The multinomial theorem:
$(x_1 + x_2 + \cdots + x_m)^n = \sum_{k_1+k_2+\cdots +k_m = n} {n \choose k_1, k_2, \ldots, k_m} x_1^{k_1} x_2^{k_2} \cdots x_m^{k_m}$
There are lots of dots here, and to be fancy and rigorous (one could rise the inevitable question, What do the dots mean? We have never had them defined!) we should find a notation without the dots. Let's try:
$\left(\sum_{i=1}^nx_i\right)^n=\sum_{k_i,\ \sum_{i=1}^mk_i=n}{n \choose k_1, k_2, \ldots, k_m}\prod_{i=1}^mx_i^{k_i}$
Much less readable, but who cares, its rigorous, contains no undefined notations, and has no dots!
Ugh. It does have dots. Here: $n \choose k_1, k_2, \ldots, k_m$ Unacceptable!
Are these ugly dots the only way to denote the multinomial coefficient? Is there any notation that would avoid the dots?
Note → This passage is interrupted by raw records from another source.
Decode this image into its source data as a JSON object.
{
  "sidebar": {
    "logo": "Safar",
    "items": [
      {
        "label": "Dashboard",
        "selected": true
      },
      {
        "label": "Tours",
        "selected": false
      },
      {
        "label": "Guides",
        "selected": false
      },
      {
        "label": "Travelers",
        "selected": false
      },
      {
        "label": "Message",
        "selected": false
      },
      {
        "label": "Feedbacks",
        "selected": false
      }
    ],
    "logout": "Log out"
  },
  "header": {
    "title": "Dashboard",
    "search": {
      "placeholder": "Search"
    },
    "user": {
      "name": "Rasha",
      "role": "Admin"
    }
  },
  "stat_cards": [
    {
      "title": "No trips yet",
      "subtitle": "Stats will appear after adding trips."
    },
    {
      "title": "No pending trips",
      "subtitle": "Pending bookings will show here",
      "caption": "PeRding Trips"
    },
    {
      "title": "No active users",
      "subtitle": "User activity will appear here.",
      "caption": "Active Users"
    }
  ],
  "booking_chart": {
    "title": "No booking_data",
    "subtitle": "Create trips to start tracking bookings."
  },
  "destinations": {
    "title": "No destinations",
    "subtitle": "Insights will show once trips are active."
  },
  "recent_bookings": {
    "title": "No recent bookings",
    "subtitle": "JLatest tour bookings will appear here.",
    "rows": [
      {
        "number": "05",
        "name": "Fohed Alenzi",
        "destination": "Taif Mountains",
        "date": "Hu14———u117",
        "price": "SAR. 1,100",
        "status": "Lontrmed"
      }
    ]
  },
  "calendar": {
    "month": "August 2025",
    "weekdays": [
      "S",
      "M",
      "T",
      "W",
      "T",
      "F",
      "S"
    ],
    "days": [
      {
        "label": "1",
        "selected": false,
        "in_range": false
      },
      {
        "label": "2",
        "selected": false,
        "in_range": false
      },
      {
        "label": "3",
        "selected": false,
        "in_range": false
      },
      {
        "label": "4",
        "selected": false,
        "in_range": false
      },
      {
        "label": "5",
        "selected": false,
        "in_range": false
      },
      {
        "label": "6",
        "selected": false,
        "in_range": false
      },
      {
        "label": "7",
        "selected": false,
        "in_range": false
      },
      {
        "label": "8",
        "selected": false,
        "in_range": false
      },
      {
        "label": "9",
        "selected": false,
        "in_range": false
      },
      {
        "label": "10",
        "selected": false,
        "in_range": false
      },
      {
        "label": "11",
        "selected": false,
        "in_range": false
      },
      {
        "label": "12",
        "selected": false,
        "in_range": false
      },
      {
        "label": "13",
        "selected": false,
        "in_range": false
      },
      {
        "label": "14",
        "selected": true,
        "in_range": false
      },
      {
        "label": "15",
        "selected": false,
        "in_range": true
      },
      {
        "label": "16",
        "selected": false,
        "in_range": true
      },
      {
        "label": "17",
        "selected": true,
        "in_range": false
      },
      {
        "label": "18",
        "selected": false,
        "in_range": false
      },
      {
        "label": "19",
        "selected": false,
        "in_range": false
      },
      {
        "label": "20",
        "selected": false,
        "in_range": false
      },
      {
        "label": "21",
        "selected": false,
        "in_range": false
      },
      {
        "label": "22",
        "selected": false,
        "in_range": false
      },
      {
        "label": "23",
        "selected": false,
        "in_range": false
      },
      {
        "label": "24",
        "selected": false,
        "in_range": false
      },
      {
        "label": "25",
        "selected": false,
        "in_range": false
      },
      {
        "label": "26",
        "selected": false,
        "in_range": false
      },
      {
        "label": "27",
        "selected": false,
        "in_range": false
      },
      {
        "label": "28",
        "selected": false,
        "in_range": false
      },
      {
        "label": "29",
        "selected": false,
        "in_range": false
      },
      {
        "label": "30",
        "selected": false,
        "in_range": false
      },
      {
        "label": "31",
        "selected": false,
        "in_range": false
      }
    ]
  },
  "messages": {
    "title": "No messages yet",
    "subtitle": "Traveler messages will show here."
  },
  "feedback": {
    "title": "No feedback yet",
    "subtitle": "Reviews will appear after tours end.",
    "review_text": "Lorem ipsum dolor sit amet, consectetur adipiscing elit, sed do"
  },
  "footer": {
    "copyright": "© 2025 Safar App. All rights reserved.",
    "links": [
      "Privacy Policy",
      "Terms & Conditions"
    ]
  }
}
EDIT: Ah, and now I can see one more problem with rigorousness. Here: $\sum_{k_i,\ \sum_{i=1}^mk_i=n}$ We give conditions on $k_i$ where $1\leq i\leq m$, but there are no conditions on $k_i$ values where $i$ is outside of these bounds! A nitpicker could say, this is unacceptable, what is the value of $k_{n+1}$? How to denote in the above formula that we forbid any values of $i$ other than these: $1\leq i\leq m$?